Oncology and the Pipeline Ahead
Regeneron has been expanding aggressively into cancer treatment. Its approved cancer drug, cemiplimab, treats advanced cutaneous squamous cell carcinoma (a type of skin cancer) by blocking PD-1, a protein that tumors exploit to hide from the immune system. The company is testing cemiplimab in additional cancers including lung cancer and liver cancer.

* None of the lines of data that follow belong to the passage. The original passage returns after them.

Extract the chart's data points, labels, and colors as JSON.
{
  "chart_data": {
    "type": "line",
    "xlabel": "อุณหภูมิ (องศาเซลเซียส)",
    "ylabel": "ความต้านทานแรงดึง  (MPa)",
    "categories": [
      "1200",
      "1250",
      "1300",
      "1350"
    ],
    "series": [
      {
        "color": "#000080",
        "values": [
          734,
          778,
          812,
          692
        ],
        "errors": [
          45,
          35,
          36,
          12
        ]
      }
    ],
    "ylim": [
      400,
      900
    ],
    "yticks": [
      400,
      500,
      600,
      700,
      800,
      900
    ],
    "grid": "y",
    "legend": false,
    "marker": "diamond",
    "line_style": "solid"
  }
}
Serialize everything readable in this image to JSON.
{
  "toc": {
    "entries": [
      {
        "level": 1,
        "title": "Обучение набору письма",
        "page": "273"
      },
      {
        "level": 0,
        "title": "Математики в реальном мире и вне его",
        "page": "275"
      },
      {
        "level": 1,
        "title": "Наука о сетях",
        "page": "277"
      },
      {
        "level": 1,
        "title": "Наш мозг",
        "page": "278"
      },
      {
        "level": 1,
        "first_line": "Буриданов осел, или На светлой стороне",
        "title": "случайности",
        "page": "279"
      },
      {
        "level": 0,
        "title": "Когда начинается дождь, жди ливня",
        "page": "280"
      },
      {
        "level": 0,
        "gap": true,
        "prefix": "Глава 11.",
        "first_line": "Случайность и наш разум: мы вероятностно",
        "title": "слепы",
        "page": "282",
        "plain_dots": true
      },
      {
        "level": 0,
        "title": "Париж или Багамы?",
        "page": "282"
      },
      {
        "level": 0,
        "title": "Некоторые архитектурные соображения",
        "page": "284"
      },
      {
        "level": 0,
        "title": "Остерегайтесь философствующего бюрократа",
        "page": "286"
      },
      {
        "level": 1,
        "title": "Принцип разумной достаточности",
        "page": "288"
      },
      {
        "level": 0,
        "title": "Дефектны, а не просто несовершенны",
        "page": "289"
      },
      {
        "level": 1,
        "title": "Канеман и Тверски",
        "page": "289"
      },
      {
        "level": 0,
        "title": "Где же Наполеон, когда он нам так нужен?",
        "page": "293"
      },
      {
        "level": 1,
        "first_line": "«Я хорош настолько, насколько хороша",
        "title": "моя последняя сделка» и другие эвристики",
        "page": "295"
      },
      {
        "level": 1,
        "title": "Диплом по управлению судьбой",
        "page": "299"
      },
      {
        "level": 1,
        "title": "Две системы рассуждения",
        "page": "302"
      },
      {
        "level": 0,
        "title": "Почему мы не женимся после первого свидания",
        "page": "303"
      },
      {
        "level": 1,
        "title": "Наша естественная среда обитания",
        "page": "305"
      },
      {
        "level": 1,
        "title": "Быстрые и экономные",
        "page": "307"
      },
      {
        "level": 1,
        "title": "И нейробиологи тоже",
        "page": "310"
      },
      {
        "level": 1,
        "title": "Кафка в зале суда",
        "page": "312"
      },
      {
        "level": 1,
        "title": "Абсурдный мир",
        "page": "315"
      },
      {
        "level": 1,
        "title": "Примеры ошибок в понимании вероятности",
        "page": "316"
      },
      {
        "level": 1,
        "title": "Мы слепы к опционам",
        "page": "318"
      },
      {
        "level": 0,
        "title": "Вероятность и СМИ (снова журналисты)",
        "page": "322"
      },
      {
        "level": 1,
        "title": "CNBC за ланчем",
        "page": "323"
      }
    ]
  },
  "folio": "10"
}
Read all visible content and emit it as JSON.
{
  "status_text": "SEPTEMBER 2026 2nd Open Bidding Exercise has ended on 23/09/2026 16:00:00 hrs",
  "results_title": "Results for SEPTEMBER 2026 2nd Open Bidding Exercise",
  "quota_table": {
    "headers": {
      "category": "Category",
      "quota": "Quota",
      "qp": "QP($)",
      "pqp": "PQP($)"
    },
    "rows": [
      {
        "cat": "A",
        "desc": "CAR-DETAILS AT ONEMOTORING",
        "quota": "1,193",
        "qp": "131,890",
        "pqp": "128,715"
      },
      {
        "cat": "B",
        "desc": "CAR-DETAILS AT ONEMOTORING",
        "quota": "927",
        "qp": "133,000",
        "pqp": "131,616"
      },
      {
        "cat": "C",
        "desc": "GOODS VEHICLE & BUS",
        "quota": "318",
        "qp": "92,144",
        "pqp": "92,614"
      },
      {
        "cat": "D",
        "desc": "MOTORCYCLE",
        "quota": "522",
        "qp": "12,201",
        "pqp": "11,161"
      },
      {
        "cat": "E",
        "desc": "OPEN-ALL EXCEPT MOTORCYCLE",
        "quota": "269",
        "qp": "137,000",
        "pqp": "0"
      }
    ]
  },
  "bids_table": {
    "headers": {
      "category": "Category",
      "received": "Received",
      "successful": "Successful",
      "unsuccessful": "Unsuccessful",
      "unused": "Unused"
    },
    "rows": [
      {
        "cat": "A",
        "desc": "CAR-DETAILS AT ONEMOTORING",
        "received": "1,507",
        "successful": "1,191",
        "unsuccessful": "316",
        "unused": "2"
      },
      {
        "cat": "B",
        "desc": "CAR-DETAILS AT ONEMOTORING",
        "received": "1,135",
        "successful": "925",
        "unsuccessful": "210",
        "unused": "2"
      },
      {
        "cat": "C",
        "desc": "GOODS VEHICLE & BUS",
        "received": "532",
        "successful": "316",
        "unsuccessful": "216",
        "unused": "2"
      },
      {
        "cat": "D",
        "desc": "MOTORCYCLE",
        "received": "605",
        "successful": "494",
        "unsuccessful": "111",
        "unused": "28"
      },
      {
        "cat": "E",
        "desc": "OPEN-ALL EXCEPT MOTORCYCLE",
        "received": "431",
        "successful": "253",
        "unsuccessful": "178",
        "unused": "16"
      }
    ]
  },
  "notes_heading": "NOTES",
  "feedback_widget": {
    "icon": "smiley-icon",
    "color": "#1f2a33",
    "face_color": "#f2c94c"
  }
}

A large part of Regeneron’s oncology strategy relies on bispecific antibodies, engineered molecules designed to grab onto two different targets at once. For example, one candidate called linvoseltamab targets both a protein on myeloma cells and a protein on immune cells, essentially acting as a bridge that forces the immune system to attack the cancer. Others in development use similar two-target approaches for ovarian cancer, prostate cancer, and various lymphomas. The company has at least eight bispecific antibody programs in mid-to-late-stage clinical trials, making it one of the more ambitious oncology pipelines in biotech.
Company Culture and Industry Standing
Regeneron has been ranked the number one biopharmaceutical employer by Science magazine for three consecutive years, based on the journal’s annual survey of scientists working in the industry. The company, headquartered in Tarrytown, New York, has maintained a reputation for being unusually science-driven in its culture, with its leadership team composed largely of physician-scientists rather than career executives. Its full-year 2024 revenue reached $14.2 billion, an 8% increase over 2023, placing it among the top-tier standalone biotech companies globally.